Ahh, Christmas time. A time for the whole family to come together and—for the first and last time of the year—agree on what movie to watch. Every family has its Christmas movie, whether it's the touching drama of It's a Wonderful Life, the hilarious antics of Elf, or the pulse-pounding action of Die Hard. These movies usually feature a family which comes together (like the ones on the couch) to experience a forgotten sense of love and community, and there's some sort of message about enjoying what you have because you won't have it forever.

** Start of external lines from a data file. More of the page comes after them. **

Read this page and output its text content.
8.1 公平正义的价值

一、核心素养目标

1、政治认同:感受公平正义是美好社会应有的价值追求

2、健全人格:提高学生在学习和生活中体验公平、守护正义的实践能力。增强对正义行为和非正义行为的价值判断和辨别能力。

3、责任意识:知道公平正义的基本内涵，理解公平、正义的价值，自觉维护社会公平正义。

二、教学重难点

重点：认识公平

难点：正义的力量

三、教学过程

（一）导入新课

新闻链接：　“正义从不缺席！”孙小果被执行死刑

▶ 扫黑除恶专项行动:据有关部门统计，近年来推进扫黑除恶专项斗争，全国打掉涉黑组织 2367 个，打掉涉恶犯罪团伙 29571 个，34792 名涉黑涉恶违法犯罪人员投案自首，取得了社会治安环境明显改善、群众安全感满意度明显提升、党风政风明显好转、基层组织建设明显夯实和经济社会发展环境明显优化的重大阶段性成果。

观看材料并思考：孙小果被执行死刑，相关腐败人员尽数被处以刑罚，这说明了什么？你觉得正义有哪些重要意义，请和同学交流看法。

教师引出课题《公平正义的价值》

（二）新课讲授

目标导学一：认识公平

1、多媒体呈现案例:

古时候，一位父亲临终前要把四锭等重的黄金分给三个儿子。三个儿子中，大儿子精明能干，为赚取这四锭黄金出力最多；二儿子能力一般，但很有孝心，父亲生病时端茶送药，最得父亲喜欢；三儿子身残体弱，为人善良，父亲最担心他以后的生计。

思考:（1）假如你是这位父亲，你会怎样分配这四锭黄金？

Then there's Gremlins. Gremlins takes place on Christmas, and it centrally features a family of sorts (the father's dysfunctional inventions indicate a deeper disquiet) but the similarities end there. Part of what's so wonderful about Gremlins is that it takes the audience's expectations and throws them back in its face. There are heavy visual references to It's a Wonderful Life—heck, Billy Peltzer even watches it on TV—in the same movie with a silly special effects monster spinning around in a blender, his green blood splattering all over the walls. Gremlins is like your friend that always sings In Da Club at birthdays because that's just who he is. It is exactly what it wants to be without making concessions to generic mass appeal.
In purely technical terms, Gremlins is also quite good-looking, and I'm not just talking about the title characters themselves. As a proponent of practical effects I can't help but love them along with their comedic counterpart in the form of Papa Peltzer's malfunctioning machinery. But on top of that the movie is actually lit and shot in a very classy way. The dark scenes have a purposefully cheesy imitation noir aesthetic and the lighter family scenes look like they're pulled straight from the best of ET. And as is important in any comedy, the musical cues are impeccable (see: "Do you hear what I hear?").
However, like your friend singing 50 Cent, Gremlins is not exactly a masterpiece of cinematic construction. The story is functional enough, with Billy Peltzer as the audience's conduit into the mayhem, but there's not much of an emotional core to the film. Sure he sort of gets the girl, but what minimal character plotting there is happens parallel the central action without ever really intersecting it. And it certainly doesn't help that some of the acting could be much more convincing.
But these are far from insurmountable shortcomings, and thanks to the film's unique sense of humor and consistent visual style I can see why it developed the cult following it enjoys today. Let's just keep those little guys out of the control room so we can enjoy our reviews in peace.